Harvesting Pilot Team
- Category: Get to Know GPO
- Published: March 01 2013
In this day and age, more and more Federal agencies are publishing their information on the Web, rather than in print. While at one time, most Federal agency Web sites were simply places to post printable PDF documents, these sites now contain dynamic content such as video, JAVA, and a design structure that integrates information into the site itself. In response to the need to capture this content, Library Services and Content Management (LSCM) initiated the Web Harvesting Pilot. In order to expand GPO’s Web archiving efforts and ensure permanent public access to U.S. Government information, a team of LSCM staff members was assembled to:
- Design a Web archiving workflow that focuses on archiving facsimiles of Web sites
- Archive and preserve the content for public access and use
- Provide metadata and catalog records for content in the Catalog of U.S. Government Publications (CGP).
The Web Harvesting Pilot Team
David Walls, Preservation Librarian, 2.5 years with GPO
David Walls is the Chair of GPO’s task force that is pursuing a life-cycle management approach to harvesting, cataloging, and archiving Web content based on Heritrix and the Internet Archives Archive-It hosted Web archiving service.
Dory Bower, Archive Specialist, 2 years with GPO
Dory Bower identifies and selects Government Web sites for harvesting. She harvests those sites using the Heritrix Web harvester. Dory also is responsible for evaluating the harvesting workflow and developing quality assurance procedures and training.

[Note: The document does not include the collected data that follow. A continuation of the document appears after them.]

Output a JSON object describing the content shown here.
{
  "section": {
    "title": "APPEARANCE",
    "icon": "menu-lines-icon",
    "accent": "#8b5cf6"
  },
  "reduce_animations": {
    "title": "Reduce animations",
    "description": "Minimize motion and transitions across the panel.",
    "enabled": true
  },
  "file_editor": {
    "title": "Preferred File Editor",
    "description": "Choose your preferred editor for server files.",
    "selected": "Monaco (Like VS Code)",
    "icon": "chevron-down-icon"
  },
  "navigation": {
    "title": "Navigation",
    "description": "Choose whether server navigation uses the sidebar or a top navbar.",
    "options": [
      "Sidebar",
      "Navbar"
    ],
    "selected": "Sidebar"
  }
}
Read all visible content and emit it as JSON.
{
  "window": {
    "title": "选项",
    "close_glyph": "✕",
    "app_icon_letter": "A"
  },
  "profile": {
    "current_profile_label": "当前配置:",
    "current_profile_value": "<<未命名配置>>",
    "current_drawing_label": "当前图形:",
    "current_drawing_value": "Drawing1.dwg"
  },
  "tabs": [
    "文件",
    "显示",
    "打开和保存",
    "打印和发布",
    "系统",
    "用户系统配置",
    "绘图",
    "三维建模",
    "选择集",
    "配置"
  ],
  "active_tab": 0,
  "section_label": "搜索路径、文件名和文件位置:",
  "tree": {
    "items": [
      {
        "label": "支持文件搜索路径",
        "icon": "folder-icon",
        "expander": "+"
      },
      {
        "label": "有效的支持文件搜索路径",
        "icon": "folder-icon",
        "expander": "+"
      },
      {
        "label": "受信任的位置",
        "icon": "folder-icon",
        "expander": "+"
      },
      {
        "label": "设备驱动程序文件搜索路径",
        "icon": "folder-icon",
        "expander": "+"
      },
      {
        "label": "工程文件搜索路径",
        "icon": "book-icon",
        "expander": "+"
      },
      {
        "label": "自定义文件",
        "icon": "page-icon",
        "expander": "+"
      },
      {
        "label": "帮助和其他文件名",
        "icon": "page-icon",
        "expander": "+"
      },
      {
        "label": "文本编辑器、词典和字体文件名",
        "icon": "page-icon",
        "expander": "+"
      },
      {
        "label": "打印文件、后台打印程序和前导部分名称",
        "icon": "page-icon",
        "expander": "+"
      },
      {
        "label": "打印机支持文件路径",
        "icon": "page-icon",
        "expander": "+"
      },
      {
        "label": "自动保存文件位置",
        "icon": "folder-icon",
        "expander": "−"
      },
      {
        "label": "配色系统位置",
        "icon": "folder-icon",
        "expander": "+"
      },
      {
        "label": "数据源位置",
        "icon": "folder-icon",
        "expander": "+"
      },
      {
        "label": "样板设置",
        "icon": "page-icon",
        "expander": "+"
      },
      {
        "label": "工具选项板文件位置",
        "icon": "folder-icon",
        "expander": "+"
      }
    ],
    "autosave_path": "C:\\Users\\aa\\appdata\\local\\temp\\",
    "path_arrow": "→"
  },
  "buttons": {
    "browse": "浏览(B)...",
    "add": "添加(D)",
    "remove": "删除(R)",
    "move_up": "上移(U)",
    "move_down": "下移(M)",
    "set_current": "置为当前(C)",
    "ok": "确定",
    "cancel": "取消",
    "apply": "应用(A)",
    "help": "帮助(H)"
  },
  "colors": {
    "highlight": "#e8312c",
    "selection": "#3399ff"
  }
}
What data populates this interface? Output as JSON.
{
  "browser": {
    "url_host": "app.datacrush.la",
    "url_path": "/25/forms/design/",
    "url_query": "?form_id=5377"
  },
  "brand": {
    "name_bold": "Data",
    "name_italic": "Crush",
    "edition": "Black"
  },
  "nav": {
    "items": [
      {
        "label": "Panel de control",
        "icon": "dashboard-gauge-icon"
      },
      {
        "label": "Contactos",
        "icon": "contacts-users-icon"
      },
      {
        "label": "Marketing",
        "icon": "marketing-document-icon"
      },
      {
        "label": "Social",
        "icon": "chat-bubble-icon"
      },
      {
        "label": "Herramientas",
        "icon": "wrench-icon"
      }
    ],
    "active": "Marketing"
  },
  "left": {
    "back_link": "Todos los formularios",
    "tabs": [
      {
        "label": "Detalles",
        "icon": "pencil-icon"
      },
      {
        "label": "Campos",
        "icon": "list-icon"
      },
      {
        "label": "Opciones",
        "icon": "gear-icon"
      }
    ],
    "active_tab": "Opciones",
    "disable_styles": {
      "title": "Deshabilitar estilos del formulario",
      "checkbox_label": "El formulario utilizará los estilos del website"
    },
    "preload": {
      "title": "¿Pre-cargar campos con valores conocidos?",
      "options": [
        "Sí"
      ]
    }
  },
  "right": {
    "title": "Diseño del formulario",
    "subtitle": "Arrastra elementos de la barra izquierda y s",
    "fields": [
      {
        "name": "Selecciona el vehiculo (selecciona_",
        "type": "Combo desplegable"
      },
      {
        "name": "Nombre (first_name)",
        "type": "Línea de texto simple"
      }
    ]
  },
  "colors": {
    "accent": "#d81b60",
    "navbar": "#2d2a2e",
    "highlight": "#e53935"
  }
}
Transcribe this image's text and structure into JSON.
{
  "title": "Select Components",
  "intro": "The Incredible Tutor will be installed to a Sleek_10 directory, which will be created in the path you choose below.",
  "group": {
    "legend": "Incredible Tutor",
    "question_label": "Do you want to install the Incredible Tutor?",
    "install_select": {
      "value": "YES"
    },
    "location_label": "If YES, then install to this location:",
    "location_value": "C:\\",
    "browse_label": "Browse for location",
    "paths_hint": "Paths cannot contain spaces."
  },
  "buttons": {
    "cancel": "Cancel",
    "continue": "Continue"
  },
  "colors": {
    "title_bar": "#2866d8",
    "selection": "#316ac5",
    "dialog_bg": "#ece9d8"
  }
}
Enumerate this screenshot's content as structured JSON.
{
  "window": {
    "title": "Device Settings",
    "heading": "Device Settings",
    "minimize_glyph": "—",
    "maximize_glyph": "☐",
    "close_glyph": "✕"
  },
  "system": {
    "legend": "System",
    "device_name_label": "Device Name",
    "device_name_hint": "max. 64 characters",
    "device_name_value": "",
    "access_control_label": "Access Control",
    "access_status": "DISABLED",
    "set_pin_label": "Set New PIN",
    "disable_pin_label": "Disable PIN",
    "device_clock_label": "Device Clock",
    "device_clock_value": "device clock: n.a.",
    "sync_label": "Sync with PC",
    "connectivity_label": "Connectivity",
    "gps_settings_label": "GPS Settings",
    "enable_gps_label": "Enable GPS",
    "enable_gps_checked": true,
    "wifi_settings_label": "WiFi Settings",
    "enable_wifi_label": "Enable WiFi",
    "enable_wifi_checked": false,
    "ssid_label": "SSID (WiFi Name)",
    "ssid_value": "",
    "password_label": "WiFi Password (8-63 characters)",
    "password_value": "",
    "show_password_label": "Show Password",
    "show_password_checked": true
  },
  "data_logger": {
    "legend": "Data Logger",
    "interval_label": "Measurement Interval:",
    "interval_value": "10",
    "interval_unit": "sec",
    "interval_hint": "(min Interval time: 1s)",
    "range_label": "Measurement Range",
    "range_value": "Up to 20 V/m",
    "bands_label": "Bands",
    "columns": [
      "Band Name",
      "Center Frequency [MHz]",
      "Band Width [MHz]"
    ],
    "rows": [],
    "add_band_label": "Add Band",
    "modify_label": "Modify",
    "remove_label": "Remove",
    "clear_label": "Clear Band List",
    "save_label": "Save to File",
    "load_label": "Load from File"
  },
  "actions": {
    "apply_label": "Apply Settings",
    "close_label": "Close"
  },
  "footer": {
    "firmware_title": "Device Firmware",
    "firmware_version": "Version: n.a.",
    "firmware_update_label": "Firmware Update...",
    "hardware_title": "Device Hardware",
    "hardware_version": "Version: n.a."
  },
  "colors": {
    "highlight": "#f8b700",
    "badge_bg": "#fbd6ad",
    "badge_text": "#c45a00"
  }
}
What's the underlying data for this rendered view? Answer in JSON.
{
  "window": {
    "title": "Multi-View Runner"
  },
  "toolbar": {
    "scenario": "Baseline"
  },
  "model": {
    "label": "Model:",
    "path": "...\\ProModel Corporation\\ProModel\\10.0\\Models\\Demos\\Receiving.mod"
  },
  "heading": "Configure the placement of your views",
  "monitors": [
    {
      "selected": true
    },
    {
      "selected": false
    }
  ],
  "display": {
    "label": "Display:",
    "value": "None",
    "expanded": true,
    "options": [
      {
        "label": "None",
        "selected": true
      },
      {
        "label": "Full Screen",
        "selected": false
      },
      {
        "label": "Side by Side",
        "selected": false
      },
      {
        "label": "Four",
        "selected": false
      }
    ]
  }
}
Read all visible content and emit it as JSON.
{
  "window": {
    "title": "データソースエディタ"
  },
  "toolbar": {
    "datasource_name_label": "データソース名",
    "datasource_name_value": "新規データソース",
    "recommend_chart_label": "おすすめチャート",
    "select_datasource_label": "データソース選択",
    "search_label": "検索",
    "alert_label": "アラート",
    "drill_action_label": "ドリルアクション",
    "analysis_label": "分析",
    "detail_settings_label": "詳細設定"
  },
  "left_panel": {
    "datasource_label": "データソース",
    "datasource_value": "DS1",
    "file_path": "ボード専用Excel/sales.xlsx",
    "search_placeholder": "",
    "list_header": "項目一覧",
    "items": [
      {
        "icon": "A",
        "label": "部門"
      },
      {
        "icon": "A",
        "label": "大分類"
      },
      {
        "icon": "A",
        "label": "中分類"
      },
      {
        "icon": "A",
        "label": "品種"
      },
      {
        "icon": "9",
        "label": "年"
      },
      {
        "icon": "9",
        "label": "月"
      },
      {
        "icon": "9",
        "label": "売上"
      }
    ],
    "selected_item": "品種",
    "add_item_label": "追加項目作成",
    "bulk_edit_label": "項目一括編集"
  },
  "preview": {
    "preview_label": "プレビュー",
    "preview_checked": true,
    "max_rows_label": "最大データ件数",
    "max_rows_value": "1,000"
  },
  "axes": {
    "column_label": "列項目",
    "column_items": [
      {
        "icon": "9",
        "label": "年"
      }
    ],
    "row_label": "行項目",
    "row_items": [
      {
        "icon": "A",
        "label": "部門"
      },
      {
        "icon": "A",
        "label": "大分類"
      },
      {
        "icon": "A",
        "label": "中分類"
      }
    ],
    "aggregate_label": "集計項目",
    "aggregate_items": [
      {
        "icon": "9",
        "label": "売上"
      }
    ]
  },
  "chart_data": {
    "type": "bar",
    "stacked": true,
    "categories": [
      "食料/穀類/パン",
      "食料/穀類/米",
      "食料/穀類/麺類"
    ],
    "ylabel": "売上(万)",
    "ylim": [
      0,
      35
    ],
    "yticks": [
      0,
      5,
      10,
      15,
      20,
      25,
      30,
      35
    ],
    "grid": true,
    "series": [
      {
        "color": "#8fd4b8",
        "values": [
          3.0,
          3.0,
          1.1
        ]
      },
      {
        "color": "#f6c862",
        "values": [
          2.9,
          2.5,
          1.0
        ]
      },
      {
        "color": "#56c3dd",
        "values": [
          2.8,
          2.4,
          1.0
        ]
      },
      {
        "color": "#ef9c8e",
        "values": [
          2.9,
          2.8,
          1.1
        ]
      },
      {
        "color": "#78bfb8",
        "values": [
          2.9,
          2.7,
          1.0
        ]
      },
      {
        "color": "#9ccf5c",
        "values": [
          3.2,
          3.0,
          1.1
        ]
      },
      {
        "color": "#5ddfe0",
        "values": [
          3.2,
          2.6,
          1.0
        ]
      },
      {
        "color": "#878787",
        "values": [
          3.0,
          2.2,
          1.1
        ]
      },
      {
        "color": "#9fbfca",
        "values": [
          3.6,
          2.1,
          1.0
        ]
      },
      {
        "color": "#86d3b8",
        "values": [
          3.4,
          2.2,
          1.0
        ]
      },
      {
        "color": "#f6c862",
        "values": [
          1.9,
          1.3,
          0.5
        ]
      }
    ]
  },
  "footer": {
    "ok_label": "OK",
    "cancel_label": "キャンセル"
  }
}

Valerie Furino, Supervisory Librarian for Collection Development and Classification, 10 years with GPO
As the Pilot evolves and as LSCM implements the project full-scale, Valerie’s staff members will integrate this method of harvesting into their daily duties.
Fang Gao, Supervisory Librarian for Bibliographic Control, 2 years with GPO
Fang Gao, working closely with LSCM Cataloging Librarian, Liselle Drake, creates Dublin Core records for harvested Web sites. They create metadata for different granule levels: collection and seed levels, and the resulting records are RDA-compatible.
Stacey Kinsel, Technical Services Librarian, 2 years with GPO
Stacey Kinsel identifies and selects Government Web sites for harvesting. She also harvests those sites using the Heritrix Web harvester.
According to David Walls, “Using the Internet Archive’s Archive-It Web harvesting and hosting service allowed LSCM to create a more efficient workflow, while outsourcing the more expensive IT-based operation of the Heritrix Web harvester and the archiving and hosting of harvested content.”
Stacey Kinsel also commented that, “Visiting a Government Web site one day only to return the next to find a redesign, different structure, or missing content can be very frustrating. Web harvesting is important for maintaining permanent public access to Federal Government information.”
GPO is a member of the International Internet Preservation Consortium (IIPC), an active international group dedicated to Web harvesting using the Internet Archives Heritrix Web harvester. Through participation in the IIPC, the team also has been able to collaborate with peer institutions such as the Library of Congress and the National Archives and Records Administration on best practices and to coordinate the harvesting of the Federal Web to avoid duplication of effort.